Joel 2 Footnotes

PLUS

2:1 Pronouncements about the day of the Lord often speak of its imminence—it will come soon, it is impending. Three times Joel declared that the day of the Lord was “near” (v. 1; 1:15; 3:14), and most of the other prophets who referred to the day of the Lord also spoke of it as “near” (Is 13:6; Ezk 30:3; Ob 15; Zph 1:7,14). Zephaniah added that the day was “rapidly approaching” (Zph 1:14). Since well more than two millennia have passed since these prophets wrote, it may seem strange that they used such an expression for an event that is yet to occur.

Christian interpreters who have pondered this biblical phenomenon have arrived at different explanations for it. One consideration is that, because the prophets who spoke of the imminence of the day were themselves widely separated in time (spanning a period of 350 years or more), they did not mean that it would have to arrive within a few years. Their unified witness to the coming of the day speaks not of its timing but of its certainty and of the foreboding associated with it. The devastating judgment could come at any time; this urgency was what they sought to convey.

The tension between the imminence and delay of the day of the Lord is a question taken up in the NT. Peter pointed out that God’s timing may differ from human expectations and that a delay in his timetable for judgment is due to his grace. He wants to afford every possible opportunity for people to repent before bringing the judgment (2Pt 3:8-10).

2:18-27 The Lord responded to the people’s repentance, spared the land, and promised a new era of prosperity. After speaking of the “great army” of destruction that the Lord had sent against Judah (v. 25), Joel turned to his promise of restoration (see 3:1). Many of the Minor Prophets stress that the Lord personally brings disaster for the purpose of punishment or judgment (2:25; Hs 5:14; Am 1:4; Mic 1:12; Nah 1:2; Zph 1:17; Hg 2:17; Zch 8:10). In the prophetic worldview, God is ultimately behind everything that takes place, orchestrating the course of history even when injustice is seemingly allowed to prevail.

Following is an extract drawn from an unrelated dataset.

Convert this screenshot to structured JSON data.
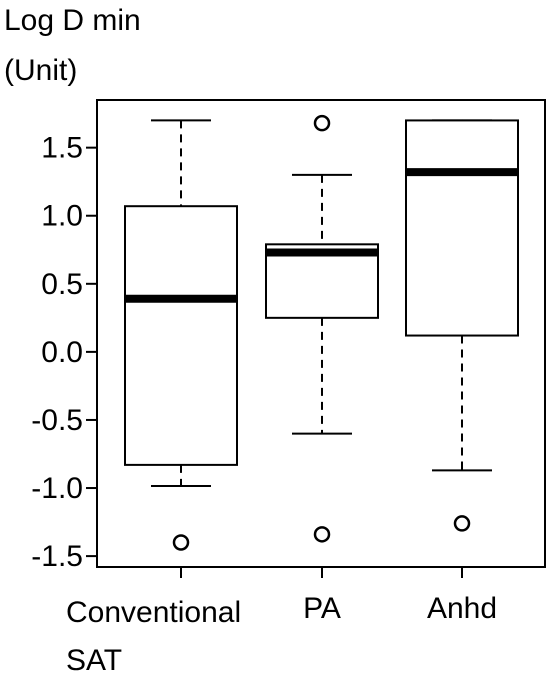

As objectionable as such a view of history may appear to people with a modern Western worldview, the Bible clearly presents it. But lest that understanding of history be thought to attribute injustice to God, the Bible also recognizes more immediate causes for things that happen. Such immediate causes could be the natural operating conditions of global life (severe weather, earth tremors, the cycles of living creatures such as locusts) with which God would not interfere without disrupting the stability of his creation. Or they might be the cultural effects of human disregard of God’s directives for conduct and worship (e.g., social disintegration and inequality, violence, crime, international conflict). For Joel, both of these immediate causes combined to present a foretaste of divine judgment, which only God’s gracious purpose in the ultimate establishment of his kingdom can override.